Typical Things that You Can Claim Back on Your Policy
Obviously no two policies are the same, so you could make a claim on one that would not be possible on another (check the terms and conditions or speak to your insurer to find out exactly what is covered). However, there are a few key treatments that most policies will include:
- Some surgeries and other treatments
- Some medicines
- Seeing a private GP
- Receiving a diagnostic test
- Staying overnight or longer
- Health specialist appointments
The Steps to Making a Private Health Insurance Claim
When making a private health insurance claim there are a few general steps that you should follow:
Step 1: Seeing your GP / Contacting Insurer
There are two ways you can begin your claim:
- Some insurers will need you to go to the GP first. This is so you can get a referral letter. This will either be for a specific consultant or it could be open. When it’s open, your GP will simply set out the treatment they believe you need. You will then need to speak to your insurer to get a pre-approved claim. This is key because you will not be covered unless your claim is pre-approved.
- If you already know your diagnosis, and your insurer doesn’t require you to see a GP, you can also contact your insurer and ask them to refer you to a specialist. This can either be done online or over the phone.
Step 2: Booking an Appointment
Once your claim is pre-approved, you will then have to book an appointment. Some insurers will actually do this for you, whilst others will require you to arrange it yourself. If you have to book it yourself, they will give you a pre-authorisation number which you will need to take to the private doctor or hospital you are seeing.
Step 3: Paying the Bill
In most cases, after receiving the treatment, the insurer will then pay the bill for you. This bill will be minus the pre-approved excess that you agreed when you took out the policy.
What is voluntary excess?
Excess is the amount you agree to pay when you take out your insurance policy in the event of a claim.

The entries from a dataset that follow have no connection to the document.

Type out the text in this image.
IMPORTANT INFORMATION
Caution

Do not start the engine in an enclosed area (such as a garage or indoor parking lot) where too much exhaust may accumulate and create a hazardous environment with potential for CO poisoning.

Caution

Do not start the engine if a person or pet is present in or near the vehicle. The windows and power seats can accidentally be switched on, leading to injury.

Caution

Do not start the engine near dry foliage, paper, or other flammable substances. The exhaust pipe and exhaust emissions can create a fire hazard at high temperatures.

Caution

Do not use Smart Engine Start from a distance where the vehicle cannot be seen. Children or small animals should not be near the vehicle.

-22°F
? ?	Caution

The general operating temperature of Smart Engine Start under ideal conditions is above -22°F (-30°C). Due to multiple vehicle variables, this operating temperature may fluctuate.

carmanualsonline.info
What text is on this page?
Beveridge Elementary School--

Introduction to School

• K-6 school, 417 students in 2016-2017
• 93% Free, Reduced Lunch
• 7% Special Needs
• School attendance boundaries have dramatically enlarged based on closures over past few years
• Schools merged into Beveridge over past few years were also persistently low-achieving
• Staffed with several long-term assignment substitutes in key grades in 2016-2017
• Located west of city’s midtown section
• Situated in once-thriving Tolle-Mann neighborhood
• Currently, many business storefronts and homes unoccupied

So, if your bill is £1,000 and your voluntary excess is £100, you will pay £100 direct to the hospital or doctor and the insurance company will pay the rest. The higher the excess, the lower your premiums will be. Usually, there is only one excess per year, meaning that if you then have another appointment approved in that same year, the insurance company will pay it in full and you will not have to pay any excess.
In general, health insurance
companies are reluctant to cover you for pre-existing conditions. What this means in practice is that your policy will not cover you for health issues that you have had in the last 5 years. If this is the case, then the insurance company will take more time to approve your claim to go over your medical records.